A Chilling Documentary Analysis: Unpacking a Notorious Shooting Via the Perspective of a State Cop's Body-Cam
The true crime category has an innovative format, or perhaps even a completely fresh vocabulary and structure: police body cam footage. Faces of victims, observers and potential offenders loom up to the cameras, sometimes in the harsh glare of headlights or flashlights as the officers approach, their faces and voices eloquent of wariness or panic or indignation or suspiciously contrived innocence. And we frequently catch sight of the faces of the law enforcement personnel, one standing by blankly while the other asks the questions with what occasionally seems like extraordinary diffidence – though maybe this is because they know they are being recorded.
A Growing Trend in Non-Fiction Cinema
We have already had the Netflix real-life crime film The Gabby Petito Case, about the killing of an social media personality by her partner, whose main point of interest was body cam footage and in which, as in this film, the law enforcement seemed surprisingly lenient with the suspect. There is also Bill Morrison’s Oscar-nominated short Incident, made exclusively of officer footage. Now comes Geeta Gandbhir’s documentary about the grim case of Ajike Owens in a city in Florida, a African American woman whose children allegedly harassed and antagonized her neighbor, Susan Lorincz. In 2023, after an escalating series of neighbour-dispute incidents in which the police were repeatedly called, the accused fatally shot Owens through her closed front door, when Owens went to the neighbor's residence to confront her about hurling items at her children.
The Police Inquiry and Legal Context
The arresting officers found evidence that Lorincz had done online research into Florida’s “stand your ground” laws, which permit householders and others to use firearms if there is a reasonable belief of threat. The documentary constructs its narrative with the body cam footage generated during the repeated police visits to the location before the killing, and then at the horrific and chaotic incident site itself – prefaced by emergency call recordings of Lorincz calling the police in a dramatically trembling voice. There is also police cell footage of Lorincz which has a disturbing, unsettling appeal.
Depiction of the Suspect
The film does not really imply anything too complicated about the neighbor, or any extenuating circumstance. She is obviously disturbed, although the children are heard calling her “the Karen”, an ugly jibe. The film is presented as an illustration of how self-defense regulations lead to unnecessary and heartbreaking bloodshed. But the fact of firearm possession and the constitutional right (that historic American constitutional privilege that a deceased pundit famously claimed made firearm fatalities a price worth paying) is not much emphasized.
Officer Questioning and Firearm Norms
It is possible to watch the police interrogation scenes here and feel surprised at how minimal concern the police took in this aspect. At what time did she purchase the firearm? Where (if anywhere) did she train in its use? Had she ever had occasion to fire it before? Where did she store it in the house? Could it have been easily accessible and prepared?
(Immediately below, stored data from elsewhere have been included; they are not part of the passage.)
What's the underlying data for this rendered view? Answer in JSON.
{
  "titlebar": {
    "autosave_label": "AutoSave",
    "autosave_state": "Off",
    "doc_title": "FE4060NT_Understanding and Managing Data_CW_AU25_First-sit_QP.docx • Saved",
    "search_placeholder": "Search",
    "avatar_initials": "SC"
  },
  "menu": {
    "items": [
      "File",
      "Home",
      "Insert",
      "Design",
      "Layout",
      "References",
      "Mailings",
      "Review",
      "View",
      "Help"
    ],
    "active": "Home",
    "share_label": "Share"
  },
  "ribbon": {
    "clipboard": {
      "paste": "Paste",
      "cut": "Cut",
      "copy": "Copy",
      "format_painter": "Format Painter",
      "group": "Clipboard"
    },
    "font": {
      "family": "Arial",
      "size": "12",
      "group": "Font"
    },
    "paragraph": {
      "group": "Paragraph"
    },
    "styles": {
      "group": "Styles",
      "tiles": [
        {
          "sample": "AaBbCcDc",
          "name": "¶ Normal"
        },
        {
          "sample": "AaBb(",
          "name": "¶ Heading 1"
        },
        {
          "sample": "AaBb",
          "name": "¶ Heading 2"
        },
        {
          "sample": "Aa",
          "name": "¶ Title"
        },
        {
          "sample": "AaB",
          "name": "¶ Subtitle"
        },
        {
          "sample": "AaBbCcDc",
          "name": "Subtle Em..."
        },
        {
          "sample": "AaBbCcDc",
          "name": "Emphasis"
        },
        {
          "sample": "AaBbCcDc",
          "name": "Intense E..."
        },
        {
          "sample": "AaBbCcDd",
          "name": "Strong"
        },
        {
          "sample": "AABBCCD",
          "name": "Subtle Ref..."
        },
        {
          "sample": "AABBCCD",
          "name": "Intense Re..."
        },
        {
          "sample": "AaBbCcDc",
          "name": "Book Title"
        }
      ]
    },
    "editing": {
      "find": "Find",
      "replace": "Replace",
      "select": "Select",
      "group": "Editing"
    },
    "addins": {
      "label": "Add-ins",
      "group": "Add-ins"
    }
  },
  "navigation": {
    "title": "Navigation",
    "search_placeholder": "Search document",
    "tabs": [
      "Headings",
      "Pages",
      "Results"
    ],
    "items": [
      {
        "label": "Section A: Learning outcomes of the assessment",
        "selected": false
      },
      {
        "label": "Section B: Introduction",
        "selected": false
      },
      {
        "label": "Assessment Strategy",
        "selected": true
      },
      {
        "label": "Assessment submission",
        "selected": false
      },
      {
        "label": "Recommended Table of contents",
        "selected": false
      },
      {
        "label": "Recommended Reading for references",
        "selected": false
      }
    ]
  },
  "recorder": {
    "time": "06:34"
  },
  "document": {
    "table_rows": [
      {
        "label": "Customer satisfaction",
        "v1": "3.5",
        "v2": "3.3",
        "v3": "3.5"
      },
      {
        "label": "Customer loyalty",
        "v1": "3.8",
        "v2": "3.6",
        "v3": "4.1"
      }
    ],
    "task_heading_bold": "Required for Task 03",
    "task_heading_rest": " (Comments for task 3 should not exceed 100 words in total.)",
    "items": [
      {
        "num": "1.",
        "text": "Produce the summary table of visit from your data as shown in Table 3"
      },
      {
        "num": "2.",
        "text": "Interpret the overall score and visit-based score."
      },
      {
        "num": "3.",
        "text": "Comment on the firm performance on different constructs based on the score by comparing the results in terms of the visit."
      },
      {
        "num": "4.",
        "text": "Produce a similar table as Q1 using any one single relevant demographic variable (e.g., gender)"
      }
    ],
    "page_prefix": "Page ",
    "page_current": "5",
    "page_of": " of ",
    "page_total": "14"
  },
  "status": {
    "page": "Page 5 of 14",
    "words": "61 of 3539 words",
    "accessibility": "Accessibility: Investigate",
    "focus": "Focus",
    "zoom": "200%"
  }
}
The police aren’t shown asking any of these surely relevant questions (though they could have inquired in recordings that didn’t make the edit). Or is possessing a firearm so normal it would be like asking about kitchen appliances or bread heaters?
Arrest and Aftermath
For what seemed to her local residents a extended period, Lorincz was not even arrested and charged, only held and even offered a hotel stay away from home for the night (another point of comparison, by the way, with the Gabby Petito case). And when she was ultimately formally arrested in the detention area, there is an extraordinary sequence in which the individual simply refuses to stand, refuses to put her wrists out for the cuffs, not hostilely, but with the politely self-pitying air of someone whose mental health means that she is unable to comply. Had the kid-gloves treatment up until that point encouraged her to think that this could be effective?
Conclusion and Verdict
It didn’t; and the jury’s verdict is saved for the end titles. A deeply sobering picture of American crime and punishment.